Pacers fans should be excited about the arrival of D.J. Augustin. The Pacers pulled off a shrewd move in signing the former Charlotte Bobcat. Augustin comes in on a one-year deal for $3.5M, a low-risk, high-reward potential for a player that was dying for a change of scenery.
Augustin is a smooth point guard with a pass-first mentality whose career had stagnated in Charlotte. He should challenge for major minutes at the point, largely because George Hill’s best natural fit is at shooting guard. Now, the talented, still very young point man will have a bevy of scoring options to kick the rock to and jump start the Pacers offense.
Pacers general manager Kevin Pritchard said:
"In Charlotte, he was so looked upon to score, but with us he can be a facilitator, or be in a pick-and-roll and find players, but he doesn't have to go in to score to help us. His role will change, but he really embraced that when we talked to him."
George Hill is more of a combo guard that at 6’2” can handle the ball, yet lacks the court vision and playmaking ability Augustin provides. Hill’s scoring ability is unquestioned and he’s a nice up tempo player who meshes perfectly with this athletic group of young players.
The Pacers have a multitude of scoring options, which is a refreshing thought.
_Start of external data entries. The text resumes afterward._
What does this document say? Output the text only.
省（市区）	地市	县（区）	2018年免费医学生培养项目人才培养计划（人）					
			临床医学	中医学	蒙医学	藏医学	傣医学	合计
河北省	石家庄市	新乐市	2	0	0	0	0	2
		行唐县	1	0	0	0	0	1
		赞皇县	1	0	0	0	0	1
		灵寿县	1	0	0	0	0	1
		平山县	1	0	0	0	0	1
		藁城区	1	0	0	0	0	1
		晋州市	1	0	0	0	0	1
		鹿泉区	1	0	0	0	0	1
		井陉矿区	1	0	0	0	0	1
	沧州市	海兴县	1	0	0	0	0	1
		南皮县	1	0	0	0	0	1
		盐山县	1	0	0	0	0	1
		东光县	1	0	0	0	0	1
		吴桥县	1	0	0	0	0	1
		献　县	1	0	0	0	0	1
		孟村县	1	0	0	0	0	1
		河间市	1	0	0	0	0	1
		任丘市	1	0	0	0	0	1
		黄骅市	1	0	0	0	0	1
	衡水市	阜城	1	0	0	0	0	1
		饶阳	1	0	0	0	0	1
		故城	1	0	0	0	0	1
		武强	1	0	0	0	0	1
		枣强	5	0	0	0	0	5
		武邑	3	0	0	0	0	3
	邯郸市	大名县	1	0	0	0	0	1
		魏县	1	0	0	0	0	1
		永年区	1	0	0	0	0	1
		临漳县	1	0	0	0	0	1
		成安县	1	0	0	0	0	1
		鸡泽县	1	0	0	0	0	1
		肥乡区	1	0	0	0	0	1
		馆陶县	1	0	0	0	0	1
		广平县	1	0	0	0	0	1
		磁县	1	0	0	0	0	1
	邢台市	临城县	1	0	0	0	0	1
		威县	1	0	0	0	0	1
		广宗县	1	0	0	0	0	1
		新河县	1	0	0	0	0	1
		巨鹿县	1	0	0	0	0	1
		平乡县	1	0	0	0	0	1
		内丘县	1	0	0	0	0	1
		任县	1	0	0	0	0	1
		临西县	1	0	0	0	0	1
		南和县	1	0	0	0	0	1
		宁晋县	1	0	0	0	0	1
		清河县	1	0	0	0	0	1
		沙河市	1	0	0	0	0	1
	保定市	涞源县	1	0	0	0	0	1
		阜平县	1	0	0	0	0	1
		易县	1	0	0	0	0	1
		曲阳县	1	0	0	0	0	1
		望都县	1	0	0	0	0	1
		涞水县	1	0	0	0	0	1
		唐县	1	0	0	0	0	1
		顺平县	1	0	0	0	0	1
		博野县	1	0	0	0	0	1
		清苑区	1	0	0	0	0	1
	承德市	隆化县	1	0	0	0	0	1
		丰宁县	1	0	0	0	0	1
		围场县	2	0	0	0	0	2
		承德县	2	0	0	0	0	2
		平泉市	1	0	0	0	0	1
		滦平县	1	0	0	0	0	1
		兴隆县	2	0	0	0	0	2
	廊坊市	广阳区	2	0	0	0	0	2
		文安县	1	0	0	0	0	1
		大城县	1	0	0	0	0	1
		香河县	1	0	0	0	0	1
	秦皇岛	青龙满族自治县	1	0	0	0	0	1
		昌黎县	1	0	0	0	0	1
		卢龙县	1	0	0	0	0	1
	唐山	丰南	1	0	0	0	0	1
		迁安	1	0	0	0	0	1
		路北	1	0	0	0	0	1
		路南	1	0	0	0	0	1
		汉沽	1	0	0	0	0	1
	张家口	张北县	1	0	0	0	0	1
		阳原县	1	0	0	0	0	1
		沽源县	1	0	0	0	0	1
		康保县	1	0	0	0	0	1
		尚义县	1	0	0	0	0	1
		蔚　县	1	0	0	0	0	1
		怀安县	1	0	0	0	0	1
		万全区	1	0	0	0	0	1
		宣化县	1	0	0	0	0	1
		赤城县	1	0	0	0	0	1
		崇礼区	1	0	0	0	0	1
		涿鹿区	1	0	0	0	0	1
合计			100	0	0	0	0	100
However, it’s high time for Danny Granger take the next step in his career from Top-20 scorer to Top-20 player. Granger has the talent to make a run at becoming an All-NBA player. The third team would be a spectacular achievement for him in 2012-2013.
Granger averaged 25.8 points per game just three seasons ago and has become a highly proficient outside shooter. If there’s one weakness in his offensive game, it’s his inability to create opportunities for other scorers while penetrating. Granger can get to the rim, but needs to emulate scorers like Kevin Durant and Kobe Bryant who get their teammates plenty of open looks.
The Pacers found a nice athletic, rangy shooting guard to back up Paul George in Gerald Green. The high-flying, straight-from-high school prodigy is finally growing into his freakishly athletic frame at the age of 26.
He’s already on his sixth team after coming into the league during the 2005-06 season and he made big strides in a short stint with the Nets last season. George showed considerable improvement in his three-point touch this past season and at the shooting guard spot is a great rebounder with limitless potential.
David West is a proven veteran at the power forward position that fit in very nicely in Indy last season. West finished tied for second on the Pacers in scoring and second in rebounding. He's no longer the main option down low, like he was in New Orleans, though West is still a load to handle in the post.
Next year may be the Pacers time to challenge the Bulls and Heat for Eastern conference supremacy. Indiana lacks the star power of their competitors, but their depth, along with their excellent outside shooting and Top-Ten defense leaves them in excellent shape.
The Pacers will soon find out if all of their strategically placed pieces can coalesce to reach the pinnacle of the basketball universe in 2013. The Pacers have had time to gel and they have gained the experience necessary to make a major run this season.